Alas, Jim sent a telegram, but did not say ‘Love, Jim’ – just signed off ‘Jim’. What could this possibly mean? According to this advertisement in the April 1940 issue of the Canadian Home Journal, “Men grow neglectful when wives grow careless”.
In this case, Betty was not “guarding her charm”, which meant she was not using MUM’s deodorant every day.
Other advertisements during the war period encourage women to care for their bodies using unusual methods. In this second advertisement, the woman is asking her doctor to recommend an antiseptic for ‘intimate personal use’. This ad states that Dettol is used in Canada for ‘cuts, abrasions and bites’ but also for a ‘cleansing deodorant in the bath and all personal uses’. Just Google ‘Dettol’ for its recommended uses now – I think its ‘antiseptic’ use has changed in the current day.
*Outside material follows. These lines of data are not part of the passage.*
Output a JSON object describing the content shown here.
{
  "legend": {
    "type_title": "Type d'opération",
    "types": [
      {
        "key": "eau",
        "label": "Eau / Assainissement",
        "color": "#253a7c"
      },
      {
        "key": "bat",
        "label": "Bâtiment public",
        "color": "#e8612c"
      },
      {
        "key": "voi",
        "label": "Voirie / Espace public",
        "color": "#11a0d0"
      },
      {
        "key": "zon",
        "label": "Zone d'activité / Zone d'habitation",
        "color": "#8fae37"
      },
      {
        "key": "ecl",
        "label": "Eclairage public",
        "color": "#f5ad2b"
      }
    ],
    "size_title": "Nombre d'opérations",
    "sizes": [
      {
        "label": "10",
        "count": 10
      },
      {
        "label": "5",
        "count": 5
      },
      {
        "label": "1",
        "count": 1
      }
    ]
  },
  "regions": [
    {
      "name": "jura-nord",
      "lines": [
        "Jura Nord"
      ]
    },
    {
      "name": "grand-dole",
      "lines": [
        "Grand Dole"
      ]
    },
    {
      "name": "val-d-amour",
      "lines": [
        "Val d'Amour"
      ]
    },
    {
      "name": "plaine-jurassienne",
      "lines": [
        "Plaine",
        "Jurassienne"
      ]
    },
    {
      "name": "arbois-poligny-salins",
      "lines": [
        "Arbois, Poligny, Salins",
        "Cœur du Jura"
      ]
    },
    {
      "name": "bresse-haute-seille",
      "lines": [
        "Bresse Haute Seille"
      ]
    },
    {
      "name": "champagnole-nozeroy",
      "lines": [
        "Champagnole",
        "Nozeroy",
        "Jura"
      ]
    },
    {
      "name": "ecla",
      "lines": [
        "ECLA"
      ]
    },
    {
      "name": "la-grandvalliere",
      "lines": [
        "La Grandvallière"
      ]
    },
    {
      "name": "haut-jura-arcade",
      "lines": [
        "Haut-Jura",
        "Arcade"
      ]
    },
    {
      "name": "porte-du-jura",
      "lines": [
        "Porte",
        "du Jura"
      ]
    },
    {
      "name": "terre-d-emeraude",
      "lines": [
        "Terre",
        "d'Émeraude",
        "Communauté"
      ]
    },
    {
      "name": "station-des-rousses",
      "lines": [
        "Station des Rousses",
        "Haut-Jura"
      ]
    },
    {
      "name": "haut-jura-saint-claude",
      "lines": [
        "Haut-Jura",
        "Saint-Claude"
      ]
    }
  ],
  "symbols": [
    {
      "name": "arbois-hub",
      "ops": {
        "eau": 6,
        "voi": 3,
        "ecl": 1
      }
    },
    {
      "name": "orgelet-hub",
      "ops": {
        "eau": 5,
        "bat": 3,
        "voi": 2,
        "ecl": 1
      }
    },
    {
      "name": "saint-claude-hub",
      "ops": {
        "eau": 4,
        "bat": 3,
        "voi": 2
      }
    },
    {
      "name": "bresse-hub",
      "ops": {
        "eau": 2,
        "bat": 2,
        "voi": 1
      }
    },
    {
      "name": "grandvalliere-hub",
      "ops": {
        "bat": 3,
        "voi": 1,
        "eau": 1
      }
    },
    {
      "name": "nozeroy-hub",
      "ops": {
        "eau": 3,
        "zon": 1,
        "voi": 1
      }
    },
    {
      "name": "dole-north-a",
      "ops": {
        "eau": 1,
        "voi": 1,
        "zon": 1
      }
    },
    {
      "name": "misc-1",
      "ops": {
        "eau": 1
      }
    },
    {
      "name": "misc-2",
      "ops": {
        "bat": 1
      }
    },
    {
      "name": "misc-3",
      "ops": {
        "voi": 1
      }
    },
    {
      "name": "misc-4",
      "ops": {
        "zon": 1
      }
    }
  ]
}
And on another sensitive note, according to this ad in the Canadian National Home Monthly, September 1942, the troops are counting on you to be the life of the party. You have duties to entertain as a hostess at the Red Cross Canteen. Don’t follow Nancy’s example – she “spreads gloom”. Learn instead from “Martha – the toast of the troops”.
Advertisements in Canadian womens’ periodicals of the wartime period positioned male figures in the ads more often than today, with the male doctor as the authority, and the women encouraged to care for themselves for ‘their man.’